GIOVANNI FABBRI
La bonne pâte
S’il est une chose à ne pas évoquer devant Giovanni Fabbri, c’est bien le « sans gluten ». Héritier d’une manufacture familiale de pâtes artisanales fondée en 1893, à Strada in Chianti, le volubile fabricant n’a pas de mots assez durs pour vilipender cette mode alimentaire. Dans son « musée de la pasta » installé au rez-de-chaussée de l’entreprise, où il conserve religieusement documents historiques et instruments anciens, ce passionné fait la démonstration de l’ineptie de ce régime. Après avoir moulu une poignée de grains de blé dur, il lave la semoule avec de l’eau jusqu’à l’obtention d’une boule blanche, malléable semblable à du chewing-gum. « Et voilà le gluten !, triomphe-t-il. Depuis des milliers d’années, l’intestin de l’homme l’assimile parfaitement et son organisme en a besoin. »
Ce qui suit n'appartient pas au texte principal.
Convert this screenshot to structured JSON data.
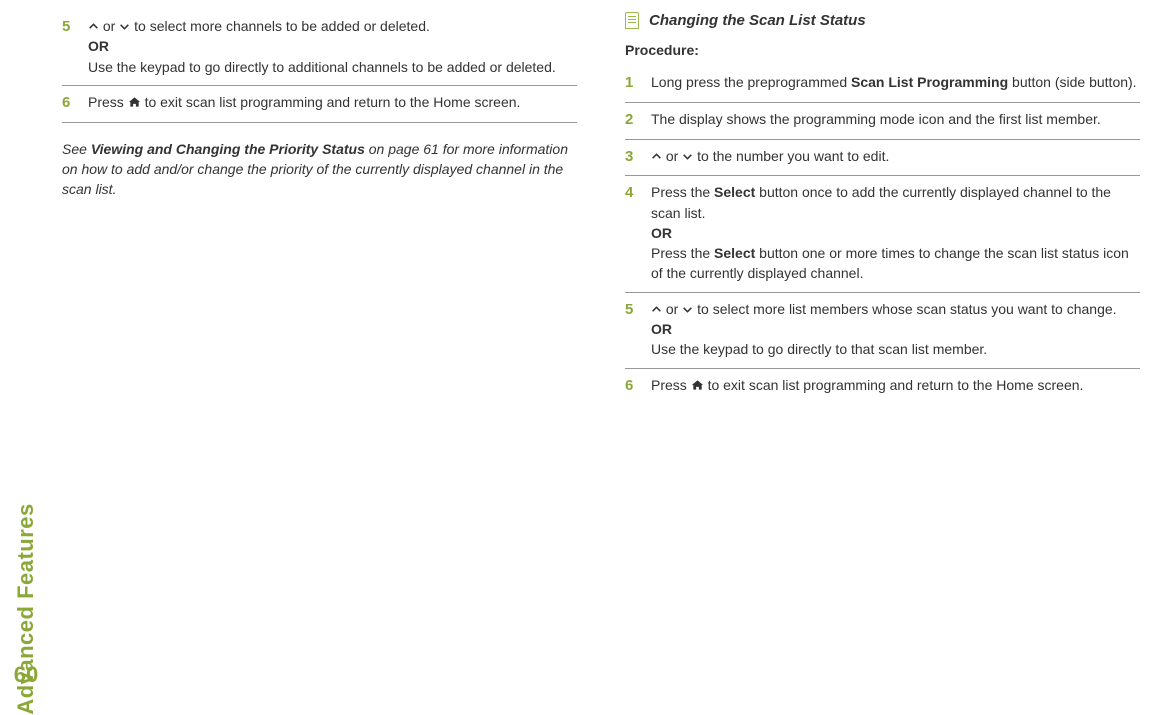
{
  "sidebar": {
    "label": "Advanced Features",
    "page_number": "60"
  },
  "left_col": {
    "steps": [
      {
        "num": "5",
        "lines": [
          {
            "type": "arrow-both",
            "text": " to select more channels to be added or deleted."
          },
          {
            "type": "or",
            "text": "OR"
          },
          {
            "type": "plain",
            "text": "Use the keypad to go directly to additional channels to be added or deleted."
          }
        ]
      },
      {
        "num": "6",
        "lines": [
          {
            "type": "press-home",
            "prefix": "Press ",
            "suffix": " to exit scan list programming and return to the Home screen."
          }
        ]
      }
    ],
    "note": {
      "pre": "See ",
      "bold": "Viewing and Changing the Priority Status",
      "post": " on page 61 for more information on how to add and/or change the priority of the currently displayed channel in the scan list."
    }
  },
  "right_col": {
    "section_title": "Changing the Scan List Status",
    "procedure_label": "Procedure:",
    "steps": [
      {
        "num": "1",
        "lines": [
          {
            "type": "rich",
            "parts": [
              {
                "t": "Long press the preprogrammed "
              },
              {
                "t": "Scan List Programming",
                "b": true
              },
              {
                "t": " button (side button)."
              }
            ]
          }
        ]
      },
      {
        "num": "2",
        "lines": [
          {
            "type": "plain",
            "text": "The display shows the programming mode icon and the first list member."
          }
        ]
      },
      {
        "num": "3",
        "lines": [
          {
            "type": "arrow-both",
            "text": " to the number you want to edit."
          }
        ]
      },
      {
        "num": "4",
        "lines": [
          {
            "type": "rich",
            "parts": [
              {
                "t": "Press the "
              },
              {
                "t": "Select",
                "b": true
              },
              {
                "t": " button once to add the currently displayed channel to the scan list."
              }
            ]
          },
          {
            "type": "or",
            "text": "OR"
          },
          {
            "type": "rich",
            "parts": [
              {
                "t": "Press the "
              },
              {
                "t": "Select",
                "b": true
              },
              {
                "t": " button one or more times to change the scan list status icon of the currently displayed channel."
              }
            ]
          }
        ]
      },
      {
        "num": "5",
        "lines": [
          {
            "type": "arrow-both",
            "text": " to select more list members whose scan status you want to change."
          },
          {
            "type": "or",
            "text": "OR"
          },
          {
            "type": "plain",
            "text": "Use the keypad to go directly to that scan list member."
          }
        ]
      },
      {
        "num": "6",
        "lines": [
          {
            "type": "press-home",
            "prefix": "Press ",
            "suffix": " to exit scan list programming and return to the Home screen."
          }
        ]
      }
    ]
  }
}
Giovanni Fabbri sait tout des pâtes. Et c’est avec fierté qu’il fait visiter son entreprise. Outre la semoule de blé qui entre dans sa fabrication, tirée de vieilles variétés encore cultivées par de rares céréaliers, le secret de la pasta Fabbri se trouve à la sortie du laminoir. Notre homme nous prie de suivre jusqu’au séchoir les chariots roulants garnis des tringles sur lesquelles sont suspendus des spaghettis frais : « Les industriels forcent la température pour que la pâte sèche en une heure. Chez nous, on ne dépasse pas les 38 °C et cela prend entre trois et six jours. » Les spaghettis Fabbri sont moins friables, leur substance est différente. A la cuisson, l’eau bouillante dans laquelle on a plongé les pâtes devient instantanément blanche et trouble. « Notre mode de production permet de conserver le gluten et les amidons à l’état naturel, ce qui facilite la digestion. » Fort des travaux scientifiques d’un professeur d’université de Florence, le « pastificio » de Strada in Chianti est prêt à ferrailler avec les partisans du sans gluten et avec les industriels qui utilisent des espèces de blé plus rentables mais aux propriétés médiocres. « Beaucoup de cultivateurs ont abandonné les blés anciens parce que leurs épis étaient trop hauts et donc plus exposés aux intempéries. C’est une erreur, il faut les réhabiliter au nom de la santé publique. » Quant au séchage long, Giovanni
Fabbri reconnaît que cette technique a un prix. « Nos pâtes sont plus chères mais elles tiennent mieux la cuisson et leur goût est tellement plus savoureux. » Sans oublier le label « AVEC gluten ».